Products like the above have become quite popular within the past few years, for reasons well explained by Slate:

The term white whiskey is basically a marketing name for what distillers call white dog, referring to grain-based spirits that haven’t been aged in wood to improve their flavor. [Sometimes] it’s just called moonshine, but legal sales of white dog in recent years have helped upstart microdistilleries earn immediate revenue while their whiskies age. That’s because white dog can be bottled and sold immediately after being distilled without accruing any additional storage and aging expenses. The moonshine connection has been a useful marketing gimmick for hip urban bars, but there’s one considerable downside to white dog: It tastes horrible.

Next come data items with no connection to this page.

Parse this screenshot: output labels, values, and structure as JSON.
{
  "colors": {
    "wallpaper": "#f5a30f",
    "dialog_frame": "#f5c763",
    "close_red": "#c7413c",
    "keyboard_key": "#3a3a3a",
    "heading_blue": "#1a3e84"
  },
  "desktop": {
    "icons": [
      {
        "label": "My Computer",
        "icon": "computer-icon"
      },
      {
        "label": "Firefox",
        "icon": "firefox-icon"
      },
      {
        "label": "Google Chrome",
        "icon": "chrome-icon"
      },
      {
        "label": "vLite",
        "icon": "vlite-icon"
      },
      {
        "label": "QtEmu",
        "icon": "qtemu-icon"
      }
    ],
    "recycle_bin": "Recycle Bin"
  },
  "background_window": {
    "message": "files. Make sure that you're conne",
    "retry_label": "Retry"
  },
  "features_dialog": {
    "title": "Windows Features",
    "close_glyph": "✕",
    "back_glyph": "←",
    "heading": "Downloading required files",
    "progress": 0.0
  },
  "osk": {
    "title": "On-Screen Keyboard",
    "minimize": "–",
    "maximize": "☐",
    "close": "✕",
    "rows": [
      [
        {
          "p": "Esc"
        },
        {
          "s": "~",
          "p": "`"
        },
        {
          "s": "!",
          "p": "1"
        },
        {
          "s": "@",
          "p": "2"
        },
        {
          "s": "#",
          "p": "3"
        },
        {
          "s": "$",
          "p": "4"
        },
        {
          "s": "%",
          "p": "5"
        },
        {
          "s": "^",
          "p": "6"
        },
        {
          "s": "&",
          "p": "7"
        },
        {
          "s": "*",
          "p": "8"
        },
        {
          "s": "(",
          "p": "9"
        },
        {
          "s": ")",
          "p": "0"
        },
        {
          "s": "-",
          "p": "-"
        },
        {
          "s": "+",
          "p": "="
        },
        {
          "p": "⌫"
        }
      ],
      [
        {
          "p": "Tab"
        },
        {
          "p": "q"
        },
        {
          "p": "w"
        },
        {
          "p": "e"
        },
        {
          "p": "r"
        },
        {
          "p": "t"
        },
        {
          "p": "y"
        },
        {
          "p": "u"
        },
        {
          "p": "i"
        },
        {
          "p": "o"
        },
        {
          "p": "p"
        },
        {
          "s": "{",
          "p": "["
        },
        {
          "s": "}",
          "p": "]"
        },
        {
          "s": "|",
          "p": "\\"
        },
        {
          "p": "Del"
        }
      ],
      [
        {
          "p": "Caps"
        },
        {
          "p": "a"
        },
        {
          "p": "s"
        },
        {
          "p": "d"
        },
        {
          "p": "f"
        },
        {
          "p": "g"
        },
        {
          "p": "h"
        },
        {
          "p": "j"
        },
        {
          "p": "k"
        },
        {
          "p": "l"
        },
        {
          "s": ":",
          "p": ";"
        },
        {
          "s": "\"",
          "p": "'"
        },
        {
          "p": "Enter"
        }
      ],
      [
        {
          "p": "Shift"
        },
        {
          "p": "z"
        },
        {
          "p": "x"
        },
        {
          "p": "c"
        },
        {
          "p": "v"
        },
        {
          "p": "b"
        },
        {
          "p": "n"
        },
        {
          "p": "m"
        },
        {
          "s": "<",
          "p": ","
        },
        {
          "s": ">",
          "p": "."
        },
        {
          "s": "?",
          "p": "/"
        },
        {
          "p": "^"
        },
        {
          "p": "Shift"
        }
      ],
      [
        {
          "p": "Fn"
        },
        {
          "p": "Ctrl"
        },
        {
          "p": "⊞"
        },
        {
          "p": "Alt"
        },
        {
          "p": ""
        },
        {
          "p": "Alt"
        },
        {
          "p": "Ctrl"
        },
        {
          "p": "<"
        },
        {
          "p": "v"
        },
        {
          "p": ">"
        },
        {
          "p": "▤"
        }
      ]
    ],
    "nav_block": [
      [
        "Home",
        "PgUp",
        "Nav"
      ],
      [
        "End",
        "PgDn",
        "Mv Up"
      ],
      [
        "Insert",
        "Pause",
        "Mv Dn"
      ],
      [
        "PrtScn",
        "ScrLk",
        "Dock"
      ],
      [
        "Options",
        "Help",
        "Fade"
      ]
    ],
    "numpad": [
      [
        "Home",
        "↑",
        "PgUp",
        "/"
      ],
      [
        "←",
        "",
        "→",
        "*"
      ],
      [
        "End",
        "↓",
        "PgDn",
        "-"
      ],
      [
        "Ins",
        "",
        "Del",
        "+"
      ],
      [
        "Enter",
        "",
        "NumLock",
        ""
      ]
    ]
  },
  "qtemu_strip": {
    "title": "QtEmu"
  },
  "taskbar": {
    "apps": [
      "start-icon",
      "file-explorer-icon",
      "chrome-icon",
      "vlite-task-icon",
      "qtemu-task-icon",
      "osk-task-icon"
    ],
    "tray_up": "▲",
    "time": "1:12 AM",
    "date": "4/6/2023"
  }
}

At first, TTB was skeptical and pushed back a bit (saying, for example, there is no such category in the regulations). But as the trickle became a deluge, TTB began to allow white whiskey products more freely. In the light of a large number of recent approvals, it becomes clearer that TTB chiefly wants WHISKEY and WHITE on two different lines — more like Beam and less like Death’s Door (as above). Less clear is whether such products need a formula approval (adding the formula step can add 4-5 weeks to what is already a 4-5 week project). Most of the recent label approvals do not refer to any formula approval, as in the following examples.

Formula mentioned

  1. Beam
  2. Catskill

Formula not mentioned

  1. Death’s Door
  2. Popcorn Sutton
  3. Slow Hand
  4. Smooth Ambler
  5. Long Shot
  6. Woodinville
  7. McMenamins

Chuck Cowdery has lots of discussion about closely-related topics, such as the unaged Jack Daniel’s product, here.